Persaingan di bursa transfer musim panas ini semakin panas setelah Tottenham Hotspur bergerak cepat dengan merekrut Sandro Tonali seharga £100 juta dan Mateus Fernandes senilai £85 juta. Namun, Arsenal tampaknya tidak terlalu terpengaruh. Keyakinan untuk mempertahankan gelar Premier League tetap kuat, meski performa Gabriel Martinelli dan Leandro Trossard pada musim 2025/26 dinilai kurang memuaskan.
Untuk memperkuat sektor sayap, Arsenal awalnya mengincar Morgan Rogers dari Aston Villa yang dibanderol £130 juta—angka yang dinilai terlalu tinggi. Alternatif berikutnya, Bradley Barcola dari PSG, juga tidak murah dengan harga £116 juta. Di sinilah nama Vinicius Junior muncul sebagai opsi yang lebih realistis secara finansial dan kualitas.
Menurut laporan dari Spanyol, Vinicius enggan menandatangani kontrak baru di Real Madrid. Dengan masa bakti yang tersisa hingga 2027, Los Blancos mungkin terpaksa melepasnya dengan harga lebih rendah daripada kehilangan secara gratis. Lima klub besar—Arsenal, Manchester City, Liverpool, Manchester United, dan Bayern Munich—disebut siap menampung bintang Brasil tersebut.
Performa Vinicius di Piala Dunia 2026 yang sedang berlangsung di Amerika Utara semakin mengukuhkan statusnya sebagai pemain sayap kiri terbaik dunia, seperti yang pernah diucapkan Thierry Henry. Ia telah mencetak empat gol di turnamen tersebut, menjadi salah satu bintang utama. Sebaliknya, Barcola yang juga tampil impresif dengan tiga kontribusi gol dalam empat pertandingan, masih kalah dalam hal konsistensi dan pengalaman.
Data statistik menunjukkan Vinicius unggul dalam hal dribel dan aksi progresif—indikator kunci bagi pemain sayap modern. Ia rata-rata melakukan 2,77 dribel sukses per 90 menit, jauh di atas Barcola yang hanya 1,85. Dalam hal aksi progresif, Vinicius mencatat 11,60 per 90, sementara Barcola 6,79. Perbedaan ini menegaskan bahwa Vinicius lebih efektif dalam membongkar pertahanan lawan.

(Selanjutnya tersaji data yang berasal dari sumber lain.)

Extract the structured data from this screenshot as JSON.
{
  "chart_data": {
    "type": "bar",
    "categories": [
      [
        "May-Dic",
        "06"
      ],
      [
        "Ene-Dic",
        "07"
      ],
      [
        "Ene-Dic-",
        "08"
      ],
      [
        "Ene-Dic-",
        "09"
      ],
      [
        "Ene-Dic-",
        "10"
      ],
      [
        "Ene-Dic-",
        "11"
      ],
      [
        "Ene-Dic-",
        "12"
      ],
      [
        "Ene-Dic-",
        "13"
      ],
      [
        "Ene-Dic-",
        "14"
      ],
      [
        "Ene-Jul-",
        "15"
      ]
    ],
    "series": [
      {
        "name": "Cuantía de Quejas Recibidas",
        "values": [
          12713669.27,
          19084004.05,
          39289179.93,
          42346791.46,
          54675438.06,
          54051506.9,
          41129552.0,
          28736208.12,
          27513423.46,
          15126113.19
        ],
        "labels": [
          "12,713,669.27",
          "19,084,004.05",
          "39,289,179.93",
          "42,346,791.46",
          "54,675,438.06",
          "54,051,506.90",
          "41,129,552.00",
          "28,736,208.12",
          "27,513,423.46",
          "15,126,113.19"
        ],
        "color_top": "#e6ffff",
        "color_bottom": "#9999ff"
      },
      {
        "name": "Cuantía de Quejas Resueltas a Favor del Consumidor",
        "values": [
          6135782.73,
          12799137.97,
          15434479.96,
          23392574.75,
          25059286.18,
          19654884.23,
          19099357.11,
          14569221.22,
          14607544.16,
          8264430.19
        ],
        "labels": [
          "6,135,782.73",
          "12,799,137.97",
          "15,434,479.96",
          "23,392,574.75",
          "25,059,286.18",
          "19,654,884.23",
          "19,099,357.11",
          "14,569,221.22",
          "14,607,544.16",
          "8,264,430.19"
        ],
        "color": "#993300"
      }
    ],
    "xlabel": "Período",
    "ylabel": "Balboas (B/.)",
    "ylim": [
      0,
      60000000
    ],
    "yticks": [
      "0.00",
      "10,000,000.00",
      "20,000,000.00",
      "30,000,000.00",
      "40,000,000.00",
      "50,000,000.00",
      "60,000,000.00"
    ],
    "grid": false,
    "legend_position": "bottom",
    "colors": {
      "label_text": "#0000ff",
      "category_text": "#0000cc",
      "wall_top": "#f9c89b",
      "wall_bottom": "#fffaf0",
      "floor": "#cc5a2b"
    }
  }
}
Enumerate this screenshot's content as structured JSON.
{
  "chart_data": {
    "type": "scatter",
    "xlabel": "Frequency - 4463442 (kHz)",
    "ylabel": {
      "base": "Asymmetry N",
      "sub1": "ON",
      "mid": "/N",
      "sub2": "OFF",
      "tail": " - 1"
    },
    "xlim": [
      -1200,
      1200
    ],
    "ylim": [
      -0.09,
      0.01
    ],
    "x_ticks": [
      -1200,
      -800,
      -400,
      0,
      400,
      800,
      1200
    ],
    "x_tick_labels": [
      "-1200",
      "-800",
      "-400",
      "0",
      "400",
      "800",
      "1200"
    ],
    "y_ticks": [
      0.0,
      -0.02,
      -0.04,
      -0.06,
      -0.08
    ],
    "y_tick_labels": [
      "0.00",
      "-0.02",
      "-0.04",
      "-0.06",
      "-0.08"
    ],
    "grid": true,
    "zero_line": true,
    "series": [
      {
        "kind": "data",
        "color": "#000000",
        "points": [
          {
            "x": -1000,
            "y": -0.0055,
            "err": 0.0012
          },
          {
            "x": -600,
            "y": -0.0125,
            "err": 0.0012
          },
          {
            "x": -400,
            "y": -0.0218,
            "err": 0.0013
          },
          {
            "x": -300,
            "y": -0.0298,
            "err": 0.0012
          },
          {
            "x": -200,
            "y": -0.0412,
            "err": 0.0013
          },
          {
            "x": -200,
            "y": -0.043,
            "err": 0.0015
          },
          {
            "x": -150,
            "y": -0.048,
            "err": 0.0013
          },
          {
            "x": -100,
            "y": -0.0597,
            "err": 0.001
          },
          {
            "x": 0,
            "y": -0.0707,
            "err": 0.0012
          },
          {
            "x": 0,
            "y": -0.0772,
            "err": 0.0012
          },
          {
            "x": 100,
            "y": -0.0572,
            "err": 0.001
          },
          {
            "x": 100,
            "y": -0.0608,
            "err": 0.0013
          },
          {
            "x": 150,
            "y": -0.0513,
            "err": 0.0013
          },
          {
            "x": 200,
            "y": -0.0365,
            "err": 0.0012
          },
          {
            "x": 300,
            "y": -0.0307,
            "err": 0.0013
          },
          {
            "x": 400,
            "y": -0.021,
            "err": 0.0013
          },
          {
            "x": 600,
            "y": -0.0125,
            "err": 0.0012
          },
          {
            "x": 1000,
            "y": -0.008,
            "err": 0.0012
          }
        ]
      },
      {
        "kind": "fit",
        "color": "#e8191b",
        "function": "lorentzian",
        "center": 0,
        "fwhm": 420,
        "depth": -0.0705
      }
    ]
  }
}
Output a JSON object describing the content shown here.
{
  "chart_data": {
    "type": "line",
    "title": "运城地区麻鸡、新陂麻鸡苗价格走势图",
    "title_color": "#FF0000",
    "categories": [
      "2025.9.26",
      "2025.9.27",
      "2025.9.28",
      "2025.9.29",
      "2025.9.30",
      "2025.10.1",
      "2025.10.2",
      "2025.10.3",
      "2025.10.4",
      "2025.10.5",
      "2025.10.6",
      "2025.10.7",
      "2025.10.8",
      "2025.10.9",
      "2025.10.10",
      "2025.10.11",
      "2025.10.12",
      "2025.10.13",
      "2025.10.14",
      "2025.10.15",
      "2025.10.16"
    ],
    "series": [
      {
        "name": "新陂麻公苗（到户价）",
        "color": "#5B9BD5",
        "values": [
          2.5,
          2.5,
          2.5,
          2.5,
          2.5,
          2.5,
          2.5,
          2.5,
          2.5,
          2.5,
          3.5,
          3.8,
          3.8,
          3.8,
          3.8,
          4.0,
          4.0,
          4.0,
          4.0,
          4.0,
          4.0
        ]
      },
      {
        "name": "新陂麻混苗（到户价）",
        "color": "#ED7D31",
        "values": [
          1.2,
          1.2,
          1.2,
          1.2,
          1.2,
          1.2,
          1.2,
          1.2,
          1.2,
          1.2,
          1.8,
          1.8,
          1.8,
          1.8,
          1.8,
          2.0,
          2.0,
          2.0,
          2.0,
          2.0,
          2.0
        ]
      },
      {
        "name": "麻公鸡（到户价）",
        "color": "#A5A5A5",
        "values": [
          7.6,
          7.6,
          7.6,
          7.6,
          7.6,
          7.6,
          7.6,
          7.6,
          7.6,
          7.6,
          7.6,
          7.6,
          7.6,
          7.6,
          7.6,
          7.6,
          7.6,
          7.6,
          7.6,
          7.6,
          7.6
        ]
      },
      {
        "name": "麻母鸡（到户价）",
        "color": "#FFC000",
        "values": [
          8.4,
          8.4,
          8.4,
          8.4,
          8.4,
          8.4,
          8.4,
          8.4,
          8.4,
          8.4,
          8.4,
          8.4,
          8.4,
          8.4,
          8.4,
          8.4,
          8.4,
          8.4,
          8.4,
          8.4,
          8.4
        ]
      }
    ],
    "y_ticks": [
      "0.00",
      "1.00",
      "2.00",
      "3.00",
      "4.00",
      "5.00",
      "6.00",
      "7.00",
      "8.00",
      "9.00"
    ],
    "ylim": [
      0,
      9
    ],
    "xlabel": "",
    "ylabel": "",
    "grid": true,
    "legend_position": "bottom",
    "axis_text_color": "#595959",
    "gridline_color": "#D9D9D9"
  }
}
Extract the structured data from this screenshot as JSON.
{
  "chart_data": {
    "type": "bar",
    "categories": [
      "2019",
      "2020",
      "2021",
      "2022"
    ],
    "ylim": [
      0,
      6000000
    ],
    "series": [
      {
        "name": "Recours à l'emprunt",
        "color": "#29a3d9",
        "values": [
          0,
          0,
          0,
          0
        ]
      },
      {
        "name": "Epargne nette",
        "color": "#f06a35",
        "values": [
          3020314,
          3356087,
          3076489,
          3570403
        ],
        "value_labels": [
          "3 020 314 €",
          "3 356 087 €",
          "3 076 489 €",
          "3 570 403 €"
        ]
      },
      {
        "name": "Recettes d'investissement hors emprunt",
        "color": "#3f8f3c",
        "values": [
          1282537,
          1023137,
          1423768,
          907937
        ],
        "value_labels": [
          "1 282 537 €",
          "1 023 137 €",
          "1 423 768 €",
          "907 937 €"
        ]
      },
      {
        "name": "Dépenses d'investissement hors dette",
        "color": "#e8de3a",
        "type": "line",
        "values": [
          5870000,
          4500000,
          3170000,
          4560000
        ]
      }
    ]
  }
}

Bagi Arsenal, merekrut Vinicius bukan hanya sekadar menambah opsi, melainkan langkah strategis untuk mengejar gelar Liga Champions. Klub asal London Utara itu sudah lama mencari pemain depan elite yang bisa menjadi pembeda di panggung Eropa. Dengan usia 25 tahun, Vinicius memasuki puncak karier dan bisa menjadi investasi jangka panjang.
Namun, persaingan ketat dari klub-klub besar lain bisa menjadi batu sandungan. Manchester City dan Liverpool juga membutuhkan pemain sayap, sementara Bayern Munich tengah merombak skuad. Pertanyaan besarnya: akankah Arsenal berani mengambil risiko finansial dan meyakinkan Vinicius untuk memilih Emirates Stadium?